[Oriental Encounters by Marmaduke Pickthall]@TWC D-Link bookOriental Encounters CHAPTER XVII 1/13
TRAGEDY The sun was sinking down over the sea, the mountain wall with all its clefts and promontories wore a cloak of many colours, when we saw before us on a rock a ruined tower.
We were looking for some human habitation where we might get food and shelter for the night; but we should have passed by that building, taking it to be deserted, had not we espied a woman's figure sitting out before it in the evening light.

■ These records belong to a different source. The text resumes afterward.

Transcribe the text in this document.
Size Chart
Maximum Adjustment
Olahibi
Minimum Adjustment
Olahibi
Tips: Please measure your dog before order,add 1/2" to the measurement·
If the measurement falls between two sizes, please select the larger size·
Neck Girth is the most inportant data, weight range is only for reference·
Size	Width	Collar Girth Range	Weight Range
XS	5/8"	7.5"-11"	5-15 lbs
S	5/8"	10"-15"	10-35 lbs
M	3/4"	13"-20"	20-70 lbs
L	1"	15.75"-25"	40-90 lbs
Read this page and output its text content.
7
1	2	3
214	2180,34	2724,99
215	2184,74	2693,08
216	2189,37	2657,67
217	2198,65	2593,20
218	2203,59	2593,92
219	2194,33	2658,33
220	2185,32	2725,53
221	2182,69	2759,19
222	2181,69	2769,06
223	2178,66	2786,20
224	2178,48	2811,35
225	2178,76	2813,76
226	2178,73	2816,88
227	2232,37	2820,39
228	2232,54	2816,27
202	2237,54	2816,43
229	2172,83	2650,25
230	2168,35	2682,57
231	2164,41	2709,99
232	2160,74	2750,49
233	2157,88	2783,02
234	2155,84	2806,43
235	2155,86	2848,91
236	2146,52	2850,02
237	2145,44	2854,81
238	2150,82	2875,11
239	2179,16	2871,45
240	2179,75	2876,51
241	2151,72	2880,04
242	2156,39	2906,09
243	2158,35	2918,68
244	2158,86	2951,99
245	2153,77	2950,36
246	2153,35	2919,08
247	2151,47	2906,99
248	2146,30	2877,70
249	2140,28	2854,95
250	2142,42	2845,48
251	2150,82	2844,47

Experience of late had taught us to shun villages, belonging thereabouts to a peculiar sect, whose members made a virtue of inhospitality.
At noon that day, when wishing to buy food, we had been met with such amazing insults that Rashid, my henchman, had not yet recovered from his indignation, and still brooded on revenge.
On seeing that the ruined tower had occupants, he said: 'If these refuse us, we will force an entrance mercilessly; for see, they dwell alone, with none to help them.' He rode before me towards the tower, with shoulders squared and whip upraised. It surprised me that the woman sitting out before the door appeared indifferent to his approach, until, upon a closer view, I saw that she was old and blind.
She must, I thought, be deaf as well, since she had failed to move at sound of hoof beats; which sound brought out an aged man, who shattered Rashid's plan of vengeance by exclaiming: 'Itfaddalu! (Perform a kindness!' that is, 'Enter!'). 'It is thou who doest kindness,' I replied, by rote.